The results are less trivial than the bestselling Book of Lists if not always as intellectually stimulating as one might anticipate. As the title, Nabokov’s Favorite Word Is Mauve: What the Numbers Reveal About the Classics, Bestsellers, and Our Own Writing, implies, it’s tempting to get lost in what’s become known as big data, mining Blatt’s findings for trivial pursuits. With a database of thousands of books and hundreds of millions of words (if only those that are digitally accessible), he separates copy blocks with charts, graphs and pictures showing what are authors’ favorite words, whether sexes write differently—Ayn Rand rates as a “masculine” writer by this standard—and if bestsellers are getting dumbed down. Going by authors whose work I know best, such as Rand, E.B. White, Suzanne Collins, Truman Capote, Sinclair Lewis, George Orwell, Agatha Christie, Tom Clancy, Ray Bradbury and Rudyard Kipling—the numbers align with my own value-judgments. In some cases, statistics show certain patterns in the author’s writing.
For instance, Ayn Rand uses fewer exclamation points (333 per 100,000 words), according to Blatt’s analysis, than F. Scott Fitzgerald (356) but more than Stephen King (324), way more than Alice Walker (203), and yet uses measurably fewer exclamation marks than J.R.R. Tolkien (767), Charles Dickens (713) and J.K. Rowling (670), a clustering which stays relatively consistent throughout the analyses.
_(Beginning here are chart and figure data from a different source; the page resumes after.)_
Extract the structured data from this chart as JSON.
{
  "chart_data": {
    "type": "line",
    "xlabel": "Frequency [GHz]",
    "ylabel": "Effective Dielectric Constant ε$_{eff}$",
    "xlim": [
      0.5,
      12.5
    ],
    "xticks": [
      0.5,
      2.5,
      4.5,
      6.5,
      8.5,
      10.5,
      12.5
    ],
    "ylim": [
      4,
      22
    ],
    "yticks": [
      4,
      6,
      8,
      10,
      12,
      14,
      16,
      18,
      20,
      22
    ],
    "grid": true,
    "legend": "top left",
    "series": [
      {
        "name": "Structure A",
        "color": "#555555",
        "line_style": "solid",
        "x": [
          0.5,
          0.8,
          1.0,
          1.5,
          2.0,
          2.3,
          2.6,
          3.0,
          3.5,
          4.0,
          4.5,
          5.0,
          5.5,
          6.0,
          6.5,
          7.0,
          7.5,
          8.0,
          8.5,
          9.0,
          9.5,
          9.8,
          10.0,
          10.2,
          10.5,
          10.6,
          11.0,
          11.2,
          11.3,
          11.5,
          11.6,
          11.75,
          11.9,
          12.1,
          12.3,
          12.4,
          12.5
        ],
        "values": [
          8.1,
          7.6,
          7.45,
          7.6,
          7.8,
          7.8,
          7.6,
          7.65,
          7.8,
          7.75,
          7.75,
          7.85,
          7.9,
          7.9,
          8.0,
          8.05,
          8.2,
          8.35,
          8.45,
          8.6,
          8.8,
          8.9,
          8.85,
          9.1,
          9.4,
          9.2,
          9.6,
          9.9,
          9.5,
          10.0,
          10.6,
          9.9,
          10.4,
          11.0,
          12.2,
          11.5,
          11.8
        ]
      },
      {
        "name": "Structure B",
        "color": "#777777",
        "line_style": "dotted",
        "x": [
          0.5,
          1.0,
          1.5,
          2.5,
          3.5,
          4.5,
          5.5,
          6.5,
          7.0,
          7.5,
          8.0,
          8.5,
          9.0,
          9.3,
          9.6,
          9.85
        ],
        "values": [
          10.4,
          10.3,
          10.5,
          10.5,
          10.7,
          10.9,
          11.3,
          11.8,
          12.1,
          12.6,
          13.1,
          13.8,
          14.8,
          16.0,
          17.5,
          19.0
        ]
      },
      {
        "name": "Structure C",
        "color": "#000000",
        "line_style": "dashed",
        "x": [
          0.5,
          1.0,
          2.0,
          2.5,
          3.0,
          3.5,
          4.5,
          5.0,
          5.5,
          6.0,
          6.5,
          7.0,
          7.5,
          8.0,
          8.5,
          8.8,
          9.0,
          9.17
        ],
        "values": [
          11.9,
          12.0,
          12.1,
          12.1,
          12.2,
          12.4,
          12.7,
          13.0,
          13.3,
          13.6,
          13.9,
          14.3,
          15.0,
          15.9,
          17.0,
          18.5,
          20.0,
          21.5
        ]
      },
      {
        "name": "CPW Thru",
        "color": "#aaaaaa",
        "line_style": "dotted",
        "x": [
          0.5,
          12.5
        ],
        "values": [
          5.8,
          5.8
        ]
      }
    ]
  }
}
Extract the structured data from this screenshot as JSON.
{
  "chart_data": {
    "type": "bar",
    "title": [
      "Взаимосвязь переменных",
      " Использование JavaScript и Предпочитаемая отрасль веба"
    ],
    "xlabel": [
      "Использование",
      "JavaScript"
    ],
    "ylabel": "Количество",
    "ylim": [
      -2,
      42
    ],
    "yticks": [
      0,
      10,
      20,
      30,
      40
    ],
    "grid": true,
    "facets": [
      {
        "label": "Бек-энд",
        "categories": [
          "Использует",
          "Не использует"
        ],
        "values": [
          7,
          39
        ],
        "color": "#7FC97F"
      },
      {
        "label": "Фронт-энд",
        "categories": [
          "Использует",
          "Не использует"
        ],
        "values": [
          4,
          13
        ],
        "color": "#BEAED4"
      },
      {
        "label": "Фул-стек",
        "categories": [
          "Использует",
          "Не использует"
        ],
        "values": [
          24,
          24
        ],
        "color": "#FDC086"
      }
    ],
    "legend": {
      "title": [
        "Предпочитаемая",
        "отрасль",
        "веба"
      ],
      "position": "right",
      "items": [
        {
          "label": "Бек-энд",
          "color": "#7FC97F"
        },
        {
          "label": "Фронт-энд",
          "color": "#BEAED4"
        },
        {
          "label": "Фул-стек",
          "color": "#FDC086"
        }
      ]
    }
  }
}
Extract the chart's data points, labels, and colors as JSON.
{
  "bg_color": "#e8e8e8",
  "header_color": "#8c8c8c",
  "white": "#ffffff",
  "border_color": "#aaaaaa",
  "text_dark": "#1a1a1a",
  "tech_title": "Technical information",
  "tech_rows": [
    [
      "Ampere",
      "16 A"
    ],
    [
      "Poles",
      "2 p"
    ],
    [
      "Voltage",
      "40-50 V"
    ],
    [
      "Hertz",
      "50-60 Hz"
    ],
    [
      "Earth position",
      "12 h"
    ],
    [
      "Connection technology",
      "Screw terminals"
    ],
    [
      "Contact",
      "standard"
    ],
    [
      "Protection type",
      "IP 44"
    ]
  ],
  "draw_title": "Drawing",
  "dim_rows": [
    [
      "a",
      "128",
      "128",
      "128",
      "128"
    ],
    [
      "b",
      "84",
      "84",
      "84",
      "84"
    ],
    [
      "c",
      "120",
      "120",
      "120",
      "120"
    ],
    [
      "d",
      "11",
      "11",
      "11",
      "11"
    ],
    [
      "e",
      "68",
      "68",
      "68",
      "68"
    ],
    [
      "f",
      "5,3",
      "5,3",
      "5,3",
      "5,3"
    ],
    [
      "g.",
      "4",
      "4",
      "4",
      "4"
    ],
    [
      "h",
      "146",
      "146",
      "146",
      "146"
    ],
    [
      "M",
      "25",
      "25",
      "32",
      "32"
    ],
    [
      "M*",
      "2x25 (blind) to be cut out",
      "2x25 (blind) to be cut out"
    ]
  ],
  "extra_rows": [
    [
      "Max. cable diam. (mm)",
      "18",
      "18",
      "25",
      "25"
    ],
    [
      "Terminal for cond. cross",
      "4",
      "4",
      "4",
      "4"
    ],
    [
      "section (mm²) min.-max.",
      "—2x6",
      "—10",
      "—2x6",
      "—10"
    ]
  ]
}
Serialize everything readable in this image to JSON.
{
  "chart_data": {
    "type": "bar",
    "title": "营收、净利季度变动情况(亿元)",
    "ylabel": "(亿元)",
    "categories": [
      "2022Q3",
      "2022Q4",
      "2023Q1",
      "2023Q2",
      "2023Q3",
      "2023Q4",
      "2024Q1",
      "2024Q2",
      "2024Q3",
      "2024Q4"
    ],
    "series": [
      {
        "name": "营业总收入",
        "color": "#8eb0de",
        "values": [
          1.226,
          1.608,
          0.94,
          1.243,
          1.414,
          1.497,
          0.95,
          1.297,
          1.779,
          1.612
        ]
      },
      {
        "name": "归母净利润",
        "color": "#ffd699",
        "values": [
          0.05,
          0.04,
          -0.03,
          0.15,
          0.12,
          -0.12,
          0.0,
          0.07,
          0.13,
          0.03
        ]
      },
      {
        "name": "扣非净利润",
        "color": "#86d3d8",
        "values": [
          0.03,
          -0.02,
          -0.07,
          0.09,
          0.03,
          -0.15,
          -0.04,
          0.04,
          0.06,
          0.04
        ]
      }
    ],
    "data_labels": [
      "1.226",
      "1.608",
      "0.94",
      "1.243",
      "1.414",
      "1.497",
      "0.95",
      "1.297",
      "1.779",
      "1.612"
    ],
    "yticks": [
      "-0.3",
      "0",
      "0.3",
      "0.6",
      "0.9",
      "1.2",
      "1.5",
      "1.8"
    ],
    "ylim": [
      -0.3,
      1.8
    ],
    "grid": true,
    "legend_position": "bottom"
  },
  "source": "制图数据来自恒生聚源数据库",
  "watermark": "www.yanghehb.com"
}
Blatt, who also examines who uses the most clichés, evaluates the opening sentence and looks at widely accepted pieces of writing advice through these lens, keeping stats tethered to the proper context whenever possible. He notes that an author may have written many more novels in a series which calls for the use of a particular word, for example, and he continuously strives to contextualize the data he presents. He claims that each inquiry or sampling is original, conducted firsthand, and he points out that math knowledge is not a requisite to grasp results.
So his breezy and engaging volume fulfills its promise to provide the reader with an appreciation or deeper understanding of an author or favorite writer. Additionally, Nabokov’s Favorite Word is Mauve tests one’s scholarship, conclusions and knowledge—how well do you really know your favorite novel or writer?—and alerts the writer to the trends, patterns and uses of grammar, vocabulary and punctuation in one’s own writing.
Readers may not care that Lolita author Vladimir Nabokov’s favorite word is mauve. Or that Agatha Christie, Virginia Woolf and Ayn Rand use the word suddenly at approximately the same rate. Or that, if using the word not was a contest, Ayn Rand would win and James Joyce would lose, a fact which, given the plots of her novels, does fit the underlying theme of Ayn Rand’s writing and philosophy. Other parts of Blatt’s book, such as his thoughts on the Flesh-Kincaid reading level test in regard to the top New York Times bestselling authors (Evanovich, Koontz, Steele, King, Follett, Le Carre, Ludlum, Patterson, Michener), the use of so-called loud verbs, or the relation of the size of an author’s name on the book jacket cover to its commercial success, show snapshots of today’s culture and offer something to think about. But, mostly, Nabokov’s Favorite Word is Mauve is an enjoyable exercise in re-framing what the reader probably already knows about a favorite writer and discovering references, patterns and facts the reader may not know.
Accordingly, Blatt’s account may stir interest and bring new works to the reader’s attention. It may cause you to think about what, how and why you write the way you do. Over the course of his examples, studies and groupings, and some are more compelling than others, the reader can see for himself whether a writer made progress in some regard, depending on one’s knowledge of the writer’s work, career and life. Blatt’s book about books takes words, books and writers seriously, which offers relief from big data dogmatism, keeping numbers in their proper place.